One of the guiding principles of a journalist’s work is a commitment to the truth, which requires presenting facts accurately, verifying them, and reporting them honestly.
As you wrote, and I quote: “When I write about Cuba and its failures, I receive emails from people asking why I don’t mention the U.S. trade embargo, which went into effect in the 1960s. That embargo has been so watered down and has so many exceptions that it is no longer an embargo.”
It is rude and frankly dishonest, especially in the current context, to make that claim. It might be made by someone who is completely out of touch with reality, but not by a person who works for the media and who should be reasonably informed about the events happening around him.
According to his view, the U.S. President’s executive order of January 29, which designates Cuba as a “threat” to U.S. security and imposes tariffs on anyone supplying fuel to Cuba—a measure that in practice halted fuel supplies for three months—is a fabrication by the Cuban government.
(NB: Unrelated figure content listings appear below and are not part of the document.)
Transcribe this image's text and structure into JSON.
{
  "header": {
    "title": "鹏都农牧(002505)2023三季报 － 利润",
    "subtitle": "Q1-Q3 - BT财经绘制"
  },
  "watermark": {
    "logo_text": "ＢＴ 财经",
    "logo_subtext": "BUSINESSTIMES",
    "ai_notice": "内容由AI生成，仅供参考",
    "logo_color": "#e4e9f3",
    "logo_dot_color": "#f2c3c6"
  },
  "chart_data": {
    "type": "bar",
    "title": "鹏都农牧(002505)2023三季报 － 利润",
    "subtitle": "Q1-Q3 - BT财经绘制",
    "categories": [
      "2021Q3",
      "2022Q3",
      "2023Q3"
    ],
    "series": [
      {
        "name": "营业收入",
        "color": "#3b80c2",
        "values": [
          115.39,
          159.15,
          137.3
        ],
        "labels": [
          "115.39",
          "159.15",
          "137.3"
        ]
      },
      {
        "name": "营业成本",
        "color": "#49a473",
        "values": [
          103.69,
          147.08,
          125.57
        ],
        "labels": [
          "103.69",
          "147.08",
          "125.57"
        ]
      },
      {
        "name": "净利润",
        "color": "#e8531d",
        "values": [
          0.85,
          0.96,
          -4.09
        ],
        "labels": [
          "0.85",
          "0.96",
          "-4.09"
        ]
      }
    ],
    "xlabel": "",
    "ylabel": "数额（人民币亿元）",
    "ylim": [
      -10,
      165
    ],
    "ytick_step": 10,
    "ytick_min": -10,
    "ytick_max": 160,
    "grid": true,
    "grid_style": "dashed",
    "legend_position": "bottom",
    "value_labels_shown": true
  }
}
It also seems to be a fabrication that Cuba is cruelly deprived, in every corner of the world, of the use of banking systems to make collections and payments, and that it suffers from atrocious financial persecution, intensified by its inclusion on the spurious list of “state sponsors of terrorism”—a designation not recognized by any international body but which has a deterrent effect on banks and financial actors. A simple test: try sending a transfer, no matter how small, from your native Sweden to Cuba, and then tell me the result.
Last year alone, the blockade caused Cuba some $7.556 billion in material damages. This impact is comparable to the nominal gross domestic product of at least 30 countries, according to World Bank data.
The United States has attempted to spread the idea—to which you subscribe—that the blockade is a justification used by the Cuban government to hide its inefficiencies or the shortcomings of its development model.
This political campaign relies on a communication operation that, through disinformation and euphemisms, seeks to create the perception that the blockade does not exist or does not affect the population.
What is most striking, in fact, is that the very promoters of the blockade and the policy of maximum pressure boast of its destructive effect and its ability to undermine the standard of living of an entire people. One need only review the statements of the U.S. Secretary of State, the President himself, and the politicians who have built their careers and fortunes by attacking Cuba.
It is highly hypocritical that while the Cuban people face serious daily hardships—power outages, lack of transportation, disruptions in education and healthcare, limited access to essential medications, and thousands waiting for surgeries—you pejoratively state that “the economic mismanagement of recent decades has also caused the sinking of the revolution’s flagship.”
Ask yourself instead how it has been possible to maintain health indicators on par with those of developed countries, despite being a poor and blockaded nation, by allocating approximately one-fifth of the budget to public health—which is nearly double the global average, according to the World Health Organization.
Ask yourself how it has been possible, even under the current complex circumstances, to equip 282 polyclinics, 78 nursing homes, 97 maternity homes, 74 senior care centers, and 15 hospitals with solar panels, to make them independent of potential outages in the national power grid.
I know these questions do not interest you; you prefer to avoid addressing who is responsible for the current situation. It is easier to go along with the narrative of certain media outlets, which, by the way, are paid to speak ill of Cuba.
In any scenario, in the face of so many adversities, as always, we will emerge victorious.